Re: Git migration docs
- From: Kristian Høgsberg <krh redhat com>
- To: Murray Cumming <murrayc murrayc com>
- Cc: Gnome-infrastructure gnome org
- Subject: Re: Git migration docs
- Date: Tue, 13 Jan 2009 14:38:47 -0500
On Tue, 2009-01-13 at 19:52 +0100, Murray Cumming wrote:
> On Tue, 2009-01-13 at 09:36 -0500, Kristian Høgsberg wrote:
> > On Tue, 2009-01-13 at 00:22 +0100, Santi Béjar wrote:
> > > * ChangeLog: This is one of the most useful files for a developer to
> > > keep up to date - it lists all the changes that a given project has
> > > undergone. In GNOME it is generally of the following form:
> > > {{{
> > > YYYY-MM-DD Joe Bloggs <joe bloggs gnome org>
> > >
> > > * filename.c: Use gtk_dialog instead of deprecated gnome-dialog.
> > > Fixes #878372.
> > > }}}
> >
> > ChangeLog was useful back when with CVS there was no way to see what
> > changed in a project and what files was involved with a specific commit.
> > With git this is a lot less useful as git tracks the changes as atomic
> > commits and you can easily browse the history using git log, cgit,
> > giggle, gitk or many other tools. In fact, when branching and merging,
> > the ChangeLog gets in the way and always causes merge conflicts.
> >
> > Historically, the commit message has been of little use and all the
> > attention has gone to the ChangeLog entry and it's an integral part of
> > many peoples workflow. We just need to apply the same discipline and
> > attention to writing a good commit message instead. And part of the
> > GNOME migration process should probably be coming up with a make dist
> > hook that GNOME modules can add to dump the git log into a ChangeLog
> > file when making tarballs.
>
> People who discard ChangeLogs in favour of commit messages all end up
> writing bad commit messages, just because of the changed routine. There
> are no good real-world examples, even for projects that generate a
> ChangeLog in tarballs. They generally don't describe what changed,
> where, how, or why. Seeing the actual code changes without explanation
> isn't the same, just as code without comments is less useful. It's lazy
> and it's selfish, keeping other developers from working on your code.
>
> It also leads to less code review because people write the message when
> committing, instead of before. With a ChangeLog, people make corrections
> as they go through the diff, looking at each thing they have to comment
> in the ChangeLog. It also makes it very difficult to correct a
> ChangeLog/commit message later.
I don't see many references or much reasoning here, just assertions.
How is it not possible for a disciplined developer, who's trained to
commit small, self contained changes and document them in a ChangeLog to
apply that same discipline to writing a good commit message instead?
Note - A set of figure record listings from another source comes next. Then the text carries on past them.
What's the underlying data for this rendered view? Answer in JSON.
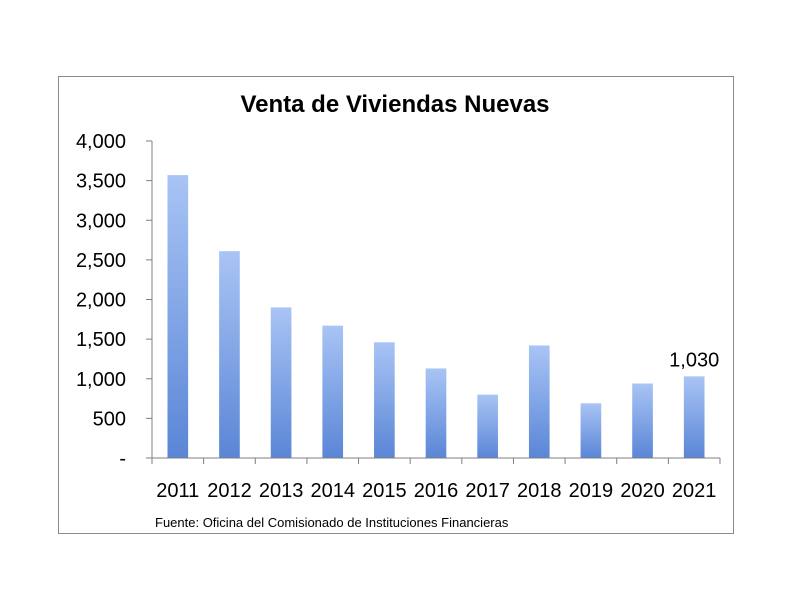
{
  "chart_data": {
    "type": "bar",
    "title": "Venta de Viviendas Nuevas",
    "categories": [
      "2011",
      "2012",
      "2013",
      "2014",
      "2015",
      "2016",
      "2017",
      "2018",
      "2019",
      "2020",
      "2021"
    ],
    "values": [
      3570,
      2610,
      1900,
      1670,
      1460,
      1130,
      800,
      1420,
      690,
      940,
      1030
    ],
    "ylim": [
      0,
      4000
    ],
    "yticks": [
      "-",
      "500",
      "1,000",
      "1,500",
      "2,000",
      "2,500",
      "3,000",
      "3,500",
      "4,000"
    ],
    "data_labels": [
      {
        "category": "2021",
        "text": "1,030"
      }
    ],
    "grid": false,
    "legend": "none",
    "bar_color_top": "#a9c4f5",
    "bar_color_bottom": "#5a86d6",
    "source": "Fuente: Oficina del Comisionado de Instituciones Financieras"
  }
}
Look to the kernel, cairo, the X.org modules for examples of projects
that successfully use the VCS commit messages and no ChangeLog. I don't
think it's justified or necessary to call the people who work on these
projects lazy and selfish.
I can see where you're coming from; traditionally the tools (CVS and
SVN, even though it does have atomic commits) haven't given you much
incentive to write a good commit message and the ChangeLog has been the
best and fastest way to read up on what has happened recently or years
ago in a project. With git, however, there's a huge return on letting
the tool associate a meaningful description of the change with the
committed data: tools can visualize the log of changes for web, local
tools or email, you can search the log for a specific string or bug
number and once found, jump straight to the commit in question and
cherry pick or revert it.
But fundamentally, I just don't understand the claim that a developer
that has the discipline to write good ChangeLog entries suddenly fall
apart and starts doing git commit -a -m "uh, changed stuff". I know
that there are many projects out there that don't use ChangeLog and have
terrible commit messages, but that doesn't imply that not using a
ChangeLog sucks all discipline out of your developers. It's all about
habits and work flows, there's nothing inherently magic in a ChangeLog.
> The changelog vs. no-changelog argument has very little to do with the
> svn v. git argument. Please have that argument separately if you must.
Sure; there is some overlap in that git and the associated tools make it
easier to browse the log and inspect the changes for a given commit, and
also that git makes branching and merging much easier and useful, in
which case the ChangeLog becomes a common source of merge conflicts.
But it's certainly not an argument that needs to be resolved before we
can switch, and we're also not trying to add it as a rider to the DVCS
migration. And maybe it's not something that needs to be consistent
across all modules in GNOME, in which case the point is moot.